Reputation: 5409
I have a page with some fixed and absolute elements that are causing an issue for hash path links. I was able to fix it while the user is navigating around the page with function() { window.scrollBy(0, -80) };
however if I try to call this on my document ready (to scroll for incoming hashes) it does not work.
I found the reason it does not work is that the page does not actually adjust to the hash until after the document ready. If I cannot do this at document ready when can I do it?
Upvotes: 2
Views: 979
Reputation: 6795
As clearly the browser only scrolls to the HTML element from hash only after the whole page is loaded - including all JS -, I think the best option is to bind actions to the scroll
event of the page.
You could try something like this:
<script type="text/javascript">
$(function() {
// Retrieves the hash from URL
var hash = window.location.hash.substring(1);
// If hash length > 0 (there is actually a hash)

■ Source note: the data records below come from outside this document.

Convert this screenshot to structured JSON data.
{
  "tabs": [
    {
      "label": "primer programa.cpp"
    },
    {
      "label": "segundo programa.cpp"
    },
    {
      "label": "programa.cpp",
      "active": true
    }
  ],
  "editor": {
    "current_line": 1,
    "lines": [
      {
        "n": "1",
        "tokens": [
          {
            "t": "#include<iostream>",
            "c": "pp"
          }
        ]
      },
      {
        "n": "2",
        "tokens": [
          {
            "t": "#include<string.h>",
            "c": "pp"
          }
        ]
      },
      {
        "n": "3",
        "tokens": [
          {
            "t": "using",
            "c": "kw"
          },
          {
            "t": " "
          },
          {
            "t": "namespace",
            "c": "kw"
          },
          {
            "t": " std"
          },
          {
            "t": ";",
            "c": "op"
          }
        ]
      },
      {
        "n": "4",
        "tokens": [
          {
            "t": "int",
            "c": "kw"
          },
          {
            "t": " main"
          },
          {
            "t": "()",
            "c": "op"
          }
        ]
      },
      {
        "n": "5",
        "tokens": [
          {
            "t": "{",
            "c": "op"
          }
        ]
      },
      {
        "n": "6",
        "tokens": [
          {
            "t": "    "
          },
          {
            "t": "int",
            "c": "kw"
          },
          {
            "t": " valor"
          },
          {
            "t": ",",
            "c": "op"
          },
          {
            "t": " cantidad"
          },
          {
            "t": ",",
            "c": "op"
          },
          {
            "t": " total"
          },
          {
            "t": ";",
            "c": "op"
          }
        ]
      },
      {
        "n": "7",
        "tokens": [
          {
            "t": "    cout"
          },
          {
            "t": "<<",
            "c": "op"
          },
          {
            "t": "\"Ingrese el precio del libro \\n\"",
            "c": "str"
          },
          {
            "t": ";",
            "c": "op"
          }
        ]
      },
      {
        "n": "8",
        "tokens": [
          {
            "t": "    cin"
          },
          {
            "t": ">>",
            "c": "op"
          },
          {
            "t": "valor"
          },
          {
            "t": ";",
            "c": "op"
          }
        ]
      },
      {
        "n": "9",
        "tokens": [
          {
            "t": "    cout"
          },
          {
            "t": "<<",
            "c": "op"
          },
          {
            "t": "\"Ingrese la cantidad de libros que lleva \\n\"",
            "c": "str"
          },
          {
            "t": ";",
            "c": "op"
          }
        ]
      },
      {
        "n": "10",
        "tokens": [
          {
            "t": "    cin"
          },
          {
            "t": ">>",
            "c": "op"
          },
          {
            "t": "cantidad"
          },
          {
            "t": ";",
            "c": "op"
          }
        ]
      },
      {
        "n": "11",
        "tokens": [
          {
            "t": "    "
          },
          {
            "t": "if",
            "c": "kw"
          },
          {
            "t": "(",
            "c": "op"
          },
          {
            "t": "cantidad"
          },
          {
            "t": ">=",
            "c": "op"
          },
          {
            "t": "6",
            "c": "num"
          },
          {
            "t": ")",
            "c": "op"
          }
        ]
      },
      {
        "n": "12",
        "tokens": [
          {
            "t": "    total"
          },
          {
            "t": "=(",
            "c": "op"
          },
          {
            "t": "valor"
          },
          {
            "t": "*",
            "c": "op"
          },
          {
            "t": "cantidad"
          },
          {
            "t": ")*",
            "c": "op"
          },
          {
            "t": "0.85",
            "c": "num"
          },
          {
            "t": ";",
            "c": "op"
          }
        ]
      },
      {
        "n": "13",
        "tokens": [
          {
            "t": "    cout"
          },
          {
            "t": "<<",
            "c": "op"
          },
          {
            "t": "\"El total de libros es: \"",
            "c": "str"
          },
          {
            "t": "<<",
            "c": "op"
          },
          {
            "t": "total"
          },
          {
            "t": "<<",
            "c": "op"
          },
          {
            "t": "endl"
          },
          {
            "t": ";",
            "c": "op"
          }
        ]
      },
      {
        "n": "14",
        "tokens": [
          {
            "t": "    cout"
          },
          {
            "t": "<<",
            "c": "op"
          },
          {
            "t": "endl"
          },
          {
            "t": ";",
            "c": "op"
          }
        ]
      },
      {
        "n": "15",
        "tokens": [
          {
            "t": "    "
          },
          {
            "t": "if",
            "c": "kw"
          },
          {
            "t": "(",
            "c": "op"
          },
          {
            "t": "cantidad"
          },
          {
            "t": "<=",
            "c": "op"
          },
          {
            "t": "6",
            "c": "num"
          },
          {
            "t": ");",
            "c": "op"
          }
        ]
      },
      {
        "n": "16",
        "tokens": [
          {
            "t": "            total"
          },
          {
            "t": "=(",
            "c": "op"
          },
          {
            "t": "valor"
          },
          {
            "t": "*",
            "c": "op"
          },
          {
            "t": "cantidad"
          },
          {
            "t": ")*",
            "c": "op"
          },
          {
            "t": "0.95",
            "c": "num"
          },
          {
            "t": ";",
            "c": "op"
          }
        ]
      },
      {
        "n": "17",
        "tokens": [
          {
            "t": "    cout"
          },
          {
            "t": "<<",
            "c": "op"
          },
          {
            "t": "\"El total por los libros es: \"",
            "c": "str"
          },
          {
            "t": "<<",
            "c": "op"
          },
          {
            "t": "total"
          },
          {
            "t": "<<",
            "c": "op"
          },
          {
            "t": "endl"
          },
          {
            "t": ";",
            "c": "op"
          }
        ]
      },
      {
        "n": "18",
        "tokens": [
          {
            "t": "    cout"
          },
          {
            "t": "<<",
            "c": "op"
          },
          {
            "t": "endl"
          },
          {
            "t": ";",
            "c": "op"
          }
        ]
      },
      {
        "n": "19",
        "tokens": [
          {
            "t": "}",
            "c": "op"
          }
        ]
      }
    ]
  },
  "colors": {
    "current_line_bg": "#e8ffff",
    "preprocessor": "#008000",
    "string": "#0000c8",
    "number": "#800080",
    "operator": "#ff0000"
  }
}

// And the #hash element exists on page
if(hash.length > 0 && $('#'+ hash).size() > 0){
// Binds a function to the page scroll
$(document).on('scroll', function(){
// Here's the bright part: when the browser finish loading the page, it will
// scroll right to the #hash element. So, whenever the page is scrolled, if
// the #hash element offset top matches the page scroll offset, it means the page
// was scrolled right to that element.
var elemTop = $('#'+ hash).offset().top; // Retrieve element's offset top
var docTop = $(document).scrollTop(); // Retrieve page's offset
if(elemTop == docTop){
alert('Now I do my stuff!! :)');
// Do your stuff
}
// And now you make sure "your stuff" won't happen again if the user
// accidentally scrolls precisely to the #hash element's offset by
// unbinding scroll action of the page.
$(document).unbind('scroll');
});
}
});
</script>
I hope that help you to solve your problem! Let me know if anything was unclear.